L’intera vicenda è ambientata nel Messico, alla fine degli anni ’20 e la comparsa del protagonista avviene nelle prime pagine del romanzo senza alcuna descrizione particolare e senza l’attribuzione di un nome, quasi l’Autore volesse indicare che in lui e nella sua vicenda ogni uomo si può riconoscere.
Il “forestiero” come viene chiamato da Greene, attende sul molo il battello General Obregon diretto a Veracruz, oltre il confine del territorio controllato dalla polizia locale. Nell’attesa però viene raggiunto da un bambino che insiste per essere riaccompagnato al villaggio da sua madre che sta male e non può fare a meno di lui, “del dottore nuovo“ presente in città.
Chi assiste alla scena cerca di convincere lo sconosciuto a non ascoltarlo, poiché il battello non aspetterà, ma questi si avvia con tacita mestizia verso l’interno, dicendo: “Succede sempre così…. E’ destino che lo perda” (pag. 17) e mentre il mulo lo fa sobbalzare lungo il sentiero umido e accidentato, aggiunge in tono di preghiera: ”Fa’ che mi prendano presto… Fa’ che mi prendano”. Aveva infatti già cercato di fuggire ma si sentiva come “il re di una tribù africana, lo schiavo del suo popolo” (pag. 20).

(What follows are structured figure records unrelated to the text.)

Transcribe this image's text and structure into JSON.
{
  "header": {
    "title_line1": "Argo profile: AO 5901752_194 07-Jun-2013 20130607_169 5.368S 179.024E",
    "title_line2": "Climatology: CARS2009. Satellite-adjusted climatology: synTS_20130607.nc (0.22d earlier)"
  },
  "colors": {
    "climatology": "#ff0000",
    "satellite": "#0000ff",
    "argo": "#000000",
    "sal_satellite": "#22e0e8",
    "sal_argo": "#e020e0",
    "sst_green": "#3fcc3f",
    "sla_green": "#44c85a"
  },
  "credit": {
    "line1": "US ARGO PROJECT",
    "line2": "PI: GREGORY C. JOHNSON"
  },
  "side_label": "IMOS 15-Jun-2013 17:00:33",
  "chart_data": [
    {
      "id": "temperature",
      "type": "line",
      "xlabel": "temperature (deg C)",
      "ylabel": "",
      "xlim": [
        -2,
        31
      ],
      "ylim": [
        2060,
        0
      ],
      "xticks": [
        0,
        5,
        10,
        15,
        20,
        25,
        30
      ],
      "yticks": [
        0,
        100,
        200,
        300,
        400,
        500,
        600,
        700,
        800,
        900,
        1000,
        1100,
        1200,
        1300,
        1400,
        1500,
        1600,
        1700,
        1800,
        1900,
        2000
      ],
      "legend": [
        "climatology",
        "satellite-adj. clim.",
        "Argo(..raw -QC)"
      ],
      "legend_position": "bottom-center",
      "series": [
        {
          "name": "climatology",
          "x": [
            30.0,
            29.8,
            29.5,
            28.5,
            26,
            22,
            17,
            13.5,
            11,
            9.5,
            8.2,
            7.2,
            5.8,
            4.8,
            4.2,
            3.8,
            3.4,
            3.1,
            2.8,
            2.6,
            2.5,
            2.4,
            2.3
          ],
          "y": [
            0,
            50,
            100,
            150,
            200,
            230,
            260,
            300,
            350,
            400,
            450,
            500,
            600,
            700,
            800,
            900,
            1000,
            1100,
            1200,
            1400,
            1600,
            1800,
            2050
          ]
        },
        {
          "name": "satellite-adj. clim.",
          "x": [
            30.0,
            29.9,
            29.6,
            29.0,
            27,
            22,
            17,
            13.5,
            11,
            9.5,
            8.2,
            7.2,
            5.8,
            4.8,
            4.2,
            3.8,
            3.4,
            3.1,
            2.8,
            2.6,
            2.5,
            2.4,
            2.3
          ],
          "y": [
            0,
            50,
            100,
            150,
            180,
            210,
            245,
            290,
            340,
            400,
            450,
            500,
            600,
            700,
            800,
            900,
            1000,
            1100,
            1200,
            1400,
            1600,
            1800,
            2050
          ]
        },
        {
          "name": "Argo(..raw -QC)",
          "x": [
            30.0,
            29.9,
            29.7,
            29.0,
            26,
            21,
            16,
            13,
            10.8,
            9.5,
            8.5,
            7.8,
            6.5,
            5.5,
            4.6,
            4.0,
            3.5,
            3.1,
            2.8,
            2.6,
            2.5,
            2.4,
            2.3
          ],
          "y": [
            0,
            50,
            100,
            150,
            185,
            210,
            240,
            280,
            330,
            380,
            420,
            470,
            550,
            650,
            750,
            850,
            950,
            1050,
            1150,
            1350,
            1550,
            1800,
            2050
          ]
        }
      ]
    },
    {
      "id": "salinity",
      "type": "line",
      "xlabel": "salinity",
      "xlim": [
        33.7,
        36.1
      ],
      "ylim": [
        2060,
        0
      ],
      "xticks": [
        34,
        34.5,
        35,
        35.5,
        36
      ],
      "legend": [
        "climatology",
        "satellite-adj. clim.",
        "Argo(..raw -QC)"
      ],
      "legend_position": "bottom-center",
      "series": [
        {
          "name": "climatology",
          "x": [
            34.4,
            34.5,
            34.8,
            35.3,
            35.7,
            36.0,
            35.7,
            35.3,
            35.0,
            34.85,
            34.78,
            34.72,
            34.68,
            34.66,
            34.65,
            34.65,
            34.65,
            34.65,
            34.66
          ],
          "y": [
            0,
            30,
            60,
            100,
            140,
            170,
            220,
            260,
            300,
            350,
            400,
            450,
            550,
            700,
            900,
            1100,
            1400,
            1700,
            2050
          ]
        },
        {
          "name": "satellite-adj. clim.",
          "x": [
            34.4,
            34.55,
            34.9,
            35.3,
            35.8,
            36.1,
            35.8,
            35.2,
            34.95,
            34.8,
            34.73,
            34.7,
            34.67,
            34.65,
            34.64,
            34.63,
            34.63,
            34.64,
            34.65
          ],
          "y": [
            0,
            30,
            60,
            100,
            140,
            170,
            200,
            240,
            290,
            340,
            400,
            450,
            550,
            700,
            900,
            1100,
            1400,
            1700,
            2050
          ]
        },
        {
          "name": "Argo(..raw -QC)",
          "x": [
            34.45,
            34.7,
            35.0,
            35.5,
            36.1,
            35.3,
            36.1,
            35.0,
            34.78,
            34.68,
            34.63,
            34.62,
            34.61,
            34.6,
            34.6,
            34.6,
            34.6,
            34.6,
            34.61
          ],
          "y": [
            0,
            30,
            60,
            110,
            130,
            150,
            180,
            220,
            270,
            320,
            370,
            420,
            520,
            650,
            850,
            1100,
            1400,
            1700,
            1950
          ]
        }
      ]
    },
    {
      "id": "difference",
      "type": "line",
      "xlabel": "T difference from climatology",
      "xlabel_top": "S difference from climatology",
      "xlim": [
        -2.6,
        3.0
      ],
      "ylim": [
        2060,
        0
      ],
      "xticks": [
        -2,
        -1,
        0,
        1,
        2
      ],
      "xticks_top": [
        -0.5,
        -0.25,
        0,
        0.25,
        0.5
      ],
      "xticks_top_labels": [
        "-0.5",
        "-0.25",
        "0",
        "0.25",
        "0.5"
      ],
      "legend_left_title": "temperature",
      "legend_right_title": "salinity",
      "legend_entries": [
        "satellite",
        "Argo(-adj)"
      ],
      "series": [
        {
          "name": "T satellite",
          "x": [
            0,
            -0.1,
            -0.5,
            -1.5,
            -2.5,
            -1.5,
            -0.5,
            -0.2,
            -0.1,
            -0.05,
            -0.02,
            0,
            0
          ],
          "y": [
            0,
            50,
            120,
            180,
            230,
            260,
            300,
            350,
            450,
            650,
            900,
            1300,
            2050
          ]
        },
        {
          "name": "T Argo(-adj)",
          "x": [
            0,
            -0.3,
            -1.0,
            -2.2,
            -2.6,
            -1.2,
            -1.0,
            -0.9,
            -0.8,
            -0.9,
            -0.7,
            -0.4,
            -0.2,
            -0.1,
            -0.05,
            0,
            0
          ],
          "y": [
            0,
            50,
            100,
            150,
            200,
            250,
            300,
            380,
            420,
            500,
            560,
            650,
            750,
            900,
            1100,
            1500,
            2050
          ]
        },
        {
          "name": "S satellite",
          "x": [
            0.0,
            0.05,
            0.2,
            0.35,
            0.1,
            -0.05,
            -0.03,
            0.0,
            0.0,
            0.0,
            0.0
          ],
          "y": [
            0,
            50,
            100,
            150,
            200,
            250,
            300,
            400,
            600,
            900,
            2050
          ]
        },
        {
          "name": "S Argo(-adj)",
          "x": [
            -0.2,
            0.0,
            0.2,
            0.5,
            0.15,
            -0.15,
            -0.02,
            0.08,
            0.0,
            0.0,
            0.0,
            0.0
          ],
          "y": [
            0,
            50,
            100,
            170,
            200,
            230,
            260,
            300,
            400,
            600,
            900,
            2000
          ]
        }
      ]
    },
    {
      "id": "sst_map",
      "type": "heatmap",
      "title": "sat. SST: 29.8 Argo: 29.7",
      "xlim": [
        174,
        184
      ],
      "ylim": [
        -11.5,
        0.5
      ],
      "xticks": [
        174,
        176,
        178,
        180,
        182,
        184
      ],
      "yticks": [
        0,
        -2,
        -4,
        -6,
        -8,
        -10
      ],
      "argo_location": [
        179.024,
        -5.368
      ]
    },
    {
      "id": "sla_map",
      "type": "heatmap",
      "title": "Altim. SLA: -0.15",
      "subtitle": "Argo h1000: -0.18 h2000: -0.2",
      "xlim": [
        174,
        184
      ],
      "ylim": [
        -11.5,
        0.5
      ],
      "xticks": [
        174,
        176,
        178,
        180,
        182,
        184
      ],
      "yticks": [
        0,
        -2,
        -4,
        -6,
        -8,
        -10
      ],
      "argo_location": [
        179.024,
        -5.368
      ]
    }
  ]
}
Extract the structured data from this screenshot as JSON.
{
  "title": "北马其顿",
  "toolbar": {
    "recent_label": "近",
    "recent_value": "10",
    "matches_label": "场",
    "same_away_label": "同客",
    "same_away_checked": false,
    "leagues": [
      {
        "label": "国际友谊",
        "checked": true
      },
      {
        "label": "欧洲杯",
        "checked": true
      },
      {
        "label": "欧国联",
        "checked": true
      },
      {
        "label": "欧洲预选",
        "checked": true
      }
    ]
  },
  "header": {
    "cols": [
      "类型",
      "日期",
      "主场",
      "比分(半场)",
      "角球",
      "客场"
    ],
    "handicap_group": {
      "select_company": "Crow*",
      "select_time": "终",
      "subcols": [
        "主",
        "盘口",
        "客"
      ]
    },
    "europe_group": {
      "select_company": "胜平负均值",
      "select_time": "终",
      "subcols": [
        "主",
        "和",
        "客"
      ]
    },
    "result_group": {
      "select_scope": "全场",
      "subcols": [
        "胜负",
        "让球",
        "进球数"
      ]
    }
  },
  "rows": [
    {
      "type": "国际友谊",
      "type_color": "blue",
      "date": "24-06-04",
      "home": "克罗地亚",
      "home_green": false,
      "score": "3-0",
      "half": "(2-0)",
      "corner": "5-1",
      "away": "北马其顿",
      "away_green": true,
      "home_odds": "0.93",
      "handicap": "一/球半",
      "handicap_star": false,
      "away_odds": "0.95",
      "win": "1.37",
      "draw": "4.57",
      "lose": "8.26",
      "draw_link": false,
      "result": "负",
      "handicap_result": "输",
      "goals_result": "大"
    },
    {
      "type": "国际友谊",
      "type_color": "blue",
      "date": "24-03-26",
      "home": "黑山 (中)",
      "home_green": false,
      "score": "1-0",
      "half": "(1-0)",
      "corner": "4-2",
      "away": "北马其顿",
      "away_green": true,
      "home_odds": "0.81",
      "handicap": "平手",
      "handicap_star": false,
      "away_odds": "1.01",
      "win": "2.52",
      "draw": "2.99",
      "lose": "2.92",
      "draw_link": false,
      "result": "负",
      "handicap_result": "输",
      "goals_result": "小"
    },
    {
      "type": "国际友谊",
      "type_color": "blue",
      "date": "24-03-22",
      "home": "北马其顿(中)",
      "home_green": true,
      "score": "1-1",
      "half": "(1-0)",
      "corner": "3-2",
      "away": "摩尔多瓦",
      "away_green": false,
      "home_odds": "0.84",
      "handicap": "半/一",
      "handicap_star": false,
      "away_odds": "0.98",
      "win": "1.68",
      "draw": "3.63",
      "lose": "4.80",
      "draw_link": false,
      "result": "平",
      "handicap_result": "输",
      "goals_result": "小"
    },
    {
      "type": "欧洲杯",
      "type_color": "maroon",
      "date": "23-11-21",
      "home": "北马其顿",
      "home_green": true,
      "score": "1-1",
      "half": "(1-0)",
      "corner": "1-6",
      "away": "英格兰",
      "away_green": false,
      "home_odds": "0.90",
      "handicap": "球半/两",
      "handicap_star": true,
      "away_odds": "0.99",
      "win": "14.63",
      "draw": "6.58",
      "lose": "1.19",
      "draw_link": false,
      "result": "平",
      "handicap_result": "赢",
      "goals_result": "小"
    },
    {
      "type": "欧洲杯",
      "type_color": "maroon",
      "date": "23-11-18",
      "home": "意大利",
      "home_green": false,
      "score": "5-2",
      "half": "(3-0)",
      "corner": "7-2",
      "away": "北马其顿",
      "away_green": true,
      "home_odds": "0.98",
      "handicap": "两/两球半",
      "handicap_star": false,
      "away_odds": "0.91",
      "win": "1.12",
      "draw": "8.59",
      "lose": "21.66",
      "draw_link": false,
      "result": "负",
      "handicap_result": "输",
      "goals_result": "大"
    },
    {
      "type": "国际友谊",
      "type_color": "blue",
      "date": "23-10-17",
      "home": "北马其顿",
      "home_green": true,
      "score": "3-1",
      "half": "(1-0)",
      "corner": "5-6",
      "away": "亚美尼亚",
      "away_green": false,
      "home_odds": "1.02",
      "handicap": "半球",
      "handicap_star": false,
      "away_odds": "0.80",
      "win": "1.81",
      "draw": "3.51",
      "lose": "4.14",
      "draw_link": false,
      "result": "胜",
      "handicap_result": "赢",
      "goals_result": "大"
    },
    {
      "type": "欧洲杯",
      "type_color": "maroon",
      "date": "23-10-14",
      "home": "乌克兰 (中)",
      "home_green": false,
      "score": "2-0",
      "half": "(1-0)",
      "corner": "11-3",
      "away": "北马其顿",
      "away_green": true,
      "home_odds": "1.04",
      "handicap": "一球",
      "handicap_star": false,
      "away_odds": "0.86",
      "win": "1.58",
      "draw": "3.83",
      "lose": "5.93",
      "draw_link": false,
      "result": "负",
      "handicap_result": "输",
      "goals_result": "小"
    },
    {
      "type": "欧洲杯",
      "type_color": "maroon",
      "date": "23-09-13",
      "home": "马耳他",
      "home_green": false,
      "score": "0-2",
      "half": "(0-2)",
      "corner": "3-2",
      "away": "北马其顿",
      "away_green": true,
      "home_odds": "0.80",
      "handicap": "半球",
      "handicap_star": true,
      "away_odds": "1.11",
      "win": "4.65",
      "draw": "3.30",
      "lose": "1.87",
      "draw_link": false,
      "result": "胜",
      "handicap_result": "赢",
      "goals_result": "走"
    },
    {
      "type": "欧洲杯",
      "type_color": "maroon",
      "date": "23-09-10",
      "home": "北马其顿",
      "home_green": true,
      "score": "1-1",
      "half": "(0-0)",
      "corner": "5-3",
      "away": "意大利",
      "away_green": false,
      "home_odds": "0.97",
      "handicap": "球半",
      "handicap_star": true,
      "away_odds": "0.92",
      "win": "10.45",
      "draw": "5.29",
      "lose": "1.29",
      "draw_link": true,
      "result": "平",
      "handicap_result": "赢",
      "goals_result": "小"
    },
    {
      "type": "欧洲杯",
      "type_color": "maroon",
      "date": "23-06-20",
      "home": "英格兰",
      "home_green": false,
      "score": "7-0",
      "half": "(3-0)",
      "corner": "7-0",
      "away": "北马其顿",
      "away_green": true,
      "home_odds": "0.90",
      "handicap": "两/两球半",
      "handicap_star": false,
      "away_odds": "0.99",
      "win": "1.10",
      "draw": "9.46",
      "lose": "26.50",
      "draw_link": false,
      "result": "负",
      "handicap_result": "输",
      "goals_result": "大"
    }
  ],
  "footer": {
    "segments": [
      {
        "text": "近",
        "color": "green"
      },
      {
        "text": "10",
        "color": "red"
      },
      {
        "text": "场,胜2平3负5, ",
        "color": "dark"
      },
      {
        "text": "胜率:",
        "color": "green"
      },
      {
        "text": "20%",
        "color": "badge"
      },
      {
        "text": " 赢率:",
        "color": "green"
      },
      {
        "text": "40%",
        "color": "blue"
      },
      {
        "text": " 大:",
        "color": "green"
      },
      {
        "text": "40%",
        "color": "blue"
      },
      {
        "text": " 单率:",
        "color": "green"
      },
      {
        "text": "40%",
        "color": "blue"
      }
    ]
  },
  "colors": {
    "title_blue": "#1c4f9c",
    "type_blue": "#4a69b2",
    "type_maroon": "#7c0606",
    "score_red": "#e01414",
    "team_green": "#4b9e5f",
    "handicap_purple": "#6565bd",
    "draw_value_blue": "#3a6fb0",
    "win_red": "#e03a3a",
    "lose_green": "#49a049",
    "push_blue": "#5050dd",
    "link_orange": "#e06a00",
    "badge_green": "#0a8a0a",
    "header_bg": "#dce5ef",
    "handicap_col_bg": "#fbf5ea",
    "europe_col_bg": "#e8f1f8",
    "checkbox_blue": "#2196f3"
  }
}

Questo episodio e le poche parole pronunciate già anticipano le note segrete del personaggio principale la cui storia è avvolta nel mistero. Capiamo solo che da tempo egli aveva deciso di andarsene da quel paese e tante volte aveva già provato, ma senza riuscirvi, prigioniero di qualcosa che non glielo aveva mai permesso, facendolo sentire “schiavo”, a servizio “del suo popolo”.